Although times have changed, safety may still be on the minds of Black travelers, and patronizing a Black-owned business can assuage worries.

Beyond simple listings of selected businesses, the guides have another thing in common: both The Green Book and National Black Guide foster the possibility of making a visit to a new city more enjoyable. Where The Green Book offered travel essays and travel tips, National Black Guide features destination-related news, such as the Delaware Art Museum’s “Afro-American Images 1971: The Vision of Percy Ricks” exhibition on the Delaware page. And today’s content can be accessed with a mobile device, a tool a traveler from the Jim Crow era couldn’t have imagined.

Dave Coker, Proprietor of DAV/Mark, Inc., a marketing and events company in Delaware that regularly uses National Black Guide for Delaware promotions, calls the guide “an excellent source for traveling and being able to patronize businesses that you would normally never know anything about.”

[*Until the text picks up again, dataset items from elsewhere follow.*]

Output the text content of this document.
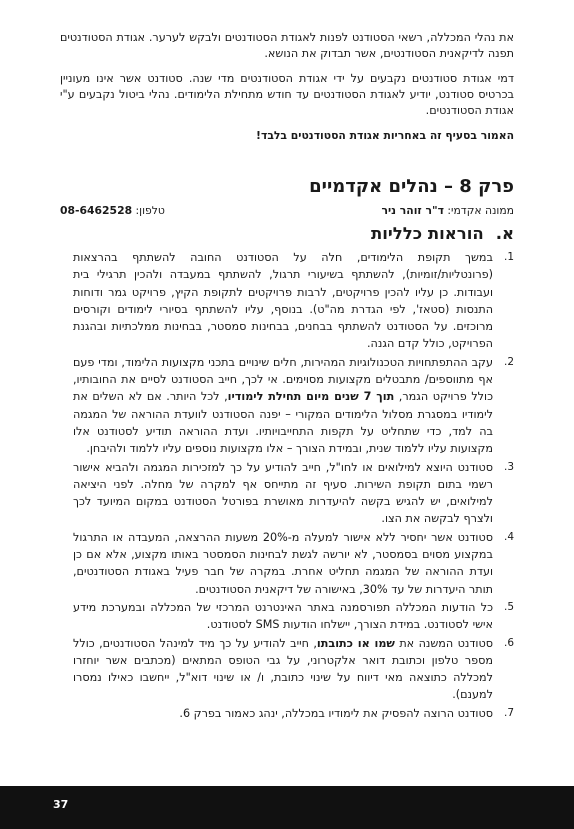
את נהלי המכללה, רשאי הסטודנט לפנות לאגודת הסטודנטים ולבקש לערער. אגודת הסטודנטים תפנה לדיקאנית הסטודנטים, אשר תבדוק את הנושא.

דמי אגודת סטודנטים נקבעים על ידי אגודת הסטודנטים מדי שנה. סטודנט אשר אינו מעוניין בכרטיס סטודנט, יודיע לאגודת הסטודנטים עד חודש מתחילת הלימודים. נהלי ביטול נקבעים ע"י אגודת הסטודנטים.

האמור בסעיף זה באחריות אגודת הסטודנטים בלבד!

פרק 8 – נהלים אקדמיים
ממונה אקדמי: ד"ר זוהר ניר
טלפון: 08-6462528
א.הוראות כלליות
1.
במשך תקופת הלימודים, חלה על הסטודנט החובה להשתתף בהרצאות (פרונטליות/זומיות), להשתתף בשיעורי תרגול, להשתתף במעבדה ולהכין תרגילי בית ועבודות. כן עליו להכין פרויקטים, לרבות פרויקטים לתקופת הקיץ, פרויקט גמר ודוחות התנסות (סטאז', לפי הגדרת מה"ט). בנוסף, עליו להשתתף בסיורי לימודים וקורסים מרוכזים. על הסטודנט להשתתף בבחנים, בבחינות סמסטר, בבחינות ממלכתיות ובהגנת הפרויקט, כולל קדם הגנה.
2.
עקב ההתפתחויות הטכנולוגיות המהירות, חלים שינויים בתכני מקצועות הלימוד, ומדי פעם אף מתווספים/ מתבטלים מקצועות מסוימים. אי לכך, חייב הסטודנט לסיים את החובותיו, כולל פרויקט הגמר, תוך 7 שנים מיום תחילת לימודיו, לכל היותר. אם לא השלים את לימודיו במסגרת מסלול הלימודים המקורי – יפנה הסטודנט לוועדת ההוראה של המגמה בה למד, כדי שתחליט על תקפות התחייבויותיו. ועדת ההוראה תודיע לסטודנט אלו מקצועות עליו ללמוד שנית, ובמידת הצורך – אלו מקצועות נוספים עליו ללמוד ולהיבחן.
3.
סטודנט היוצא למילואים או לחו"ל, חייב להודיע על כך למזכירות המגמה ולהביא אישור רשמי בתום תקופת השירות. סעיף זה מתייחס אף למקרה של מחלה. לפני היציאה למילואים, יש להגיש בקשה להיעדרות מאושרת בפורטל הסטודנט במקום המיועד לכך ולצרף לבקשה את הצו.
4.
סטודנט אשר יחסיר ללא אישור למעלה מ-20% משעות ההרצאה, המעבדה או התרגול במקצוע מסוים בסמסטר, לא יורשה לגשת לבחינות הסמסטר באותו מקצוע, אלא אם כן ועדת ההוראה של המגמה תחליט אחרת. במקרה של חבר פעיל באגודת הסטודנטים, תותר היעדרות של עד 30%, באישורה של דיקאנית הסטודנטים.
5.
כל הודעות המכללה תפורסמנה באתר האינטרנט המרכזי של המכללה ובמערכת מידע אישי לסטודנט. במידת הצורך, יישלחו הודעות SMS לסטודנט.
6.
סטודנט המשנה את שמו או כתובתו, חייב להודיע על כך מיד למינהל הסטודנטים, כולל מספר טלפון וכתובת דואר אלקטרוני, על גבי הטופס המתאים (מכתבים אשר יוחזרו למכללה כתוצאה מאי דיווח על שינוי כתובת, ו/ או שינוי דוא"ל, ייחשבו כאילו נמסרו למענם).
7.
סטודנט הרוצה להפסיק את לימודיו במכללה, ינהג כאמור בפרק 6.
37
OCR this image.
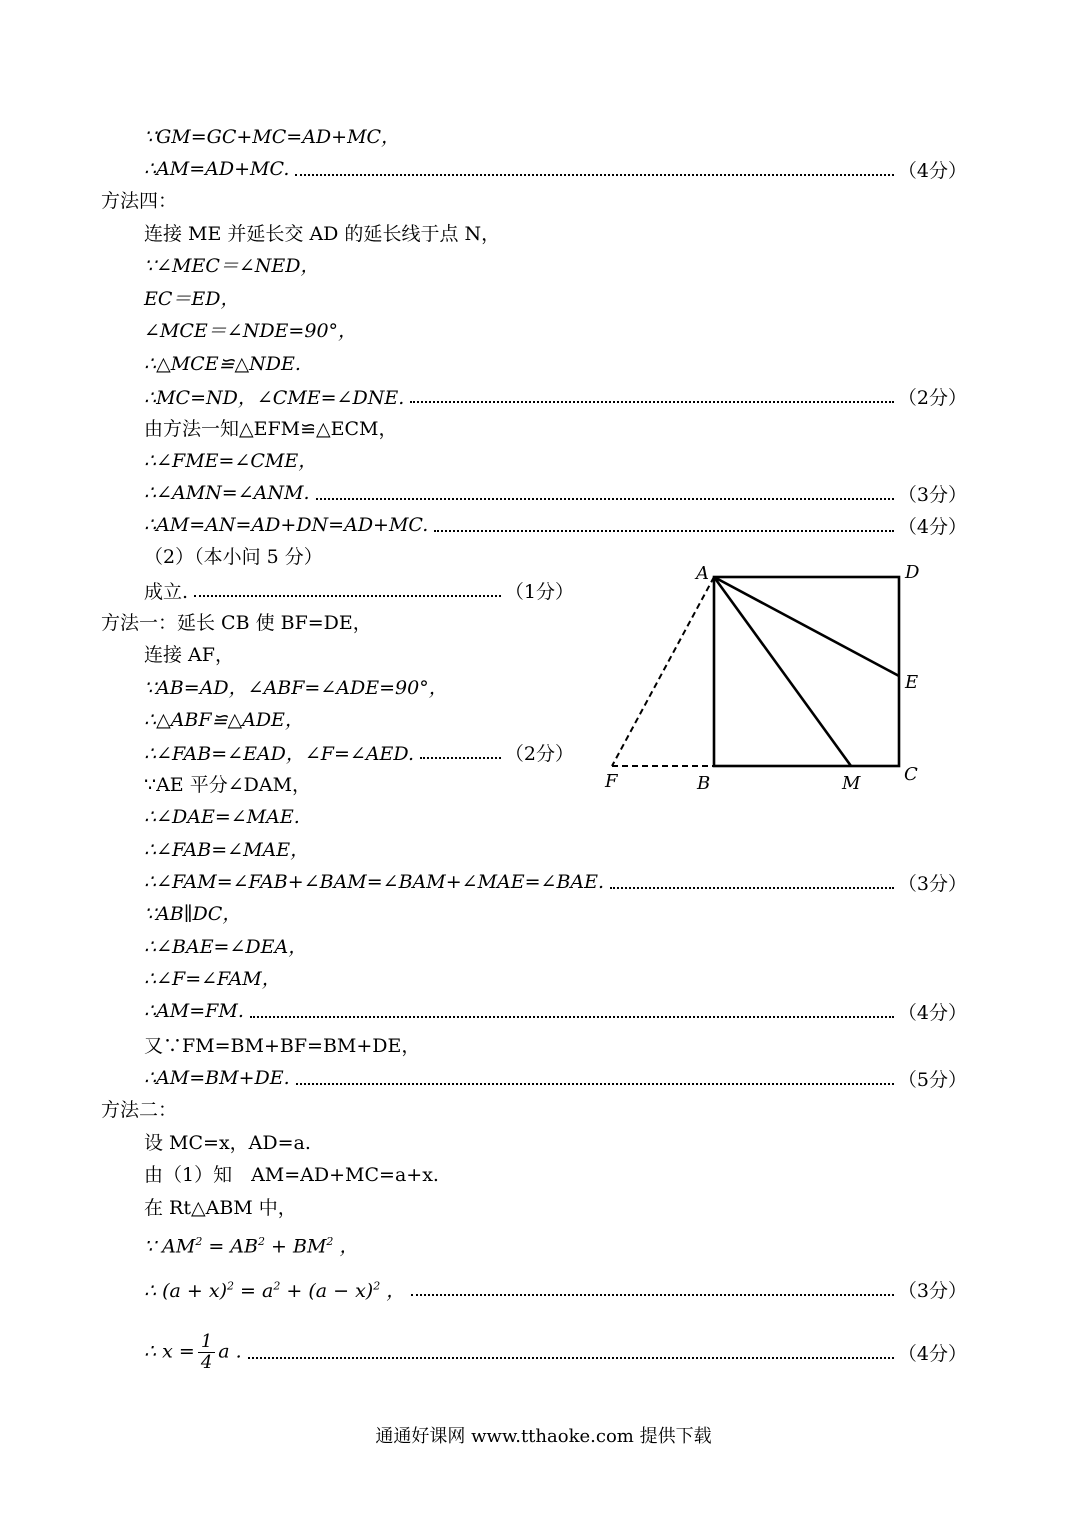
∵GM=GC+MC=AD+MC，
∴AM=AD+MC.	（4分）
方法四：
连接 ME 并延长交 AD 的延长线于点 N，
∵∠MEC＝∠NED，
EC＝ED，
∠MCE＝∠NDE=90°，
∴△MCE≌△NDE.
∴MC=ND，∠CME=∠DNE.	（2分）
由方法一知△EFM≌△ECM，
∴∠FME=∠CME，
∴∠AMN=∠ANM.	（3分）
∴AM=AN=AD+DN=AD+MC.	（4分）
（2）（本小问 5 分）
成立.	（1分）
方法一：延长 CB 使 BF=DE，
连接 AF，
∵AB=AD，∠ABF=∠ADE=90°，
∴△ABF≌△ADE，
∴∠FAB=∠EAD，∠F=∠AED.	（2分）
∵AE 平分∠DAM，
∴∠DAE=∠MAE.
∴∠FAB=∠MAE，
∴∠FAM=∠FAB+∠BAM=∠BAM+∠MAE=∠BAE.	（3分）
∵AB∥DC，
∴∠BAE=∠DEA，
∴∠F=∠FAM，
∴AM=FM.	（4分）
又∵FM=BM+BF=BM+DE，
∴AM=BM+DE.	（5分）
方法二：
设 MC=x，AD=a.
由（1）知　AM=AD+MC=a+x.
在 Rt△ABM 中，
∵ $AM^2 = AB^2 + BM^2$ ，
∴ $(a + x)^2 = a^2 + (a - x)^2$ ，	（3分）
∴ $x = \frac{1}{4}$ a .	（4分）
A	D
E
F	B	M C
通通好课网 www.tthaoke.com 提供下载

National Black Guide continues to find ways to add value for its users, with recent stories about accessing Paycheck Protection Program (PPP) loans, vaccines, and unemployment benefits.

Young does it all on a shoestring: his staff consists of himself and two interns — for a media outlet that has more than 6,000 businesses with listings and a million users.

While National Black Guide is now international in its reach, Young sees plenty of potential right here at home. “There are a lot of Black businesses that are starting in Wilmington,” he says, “and we hope to partner with them to give them more visibility.”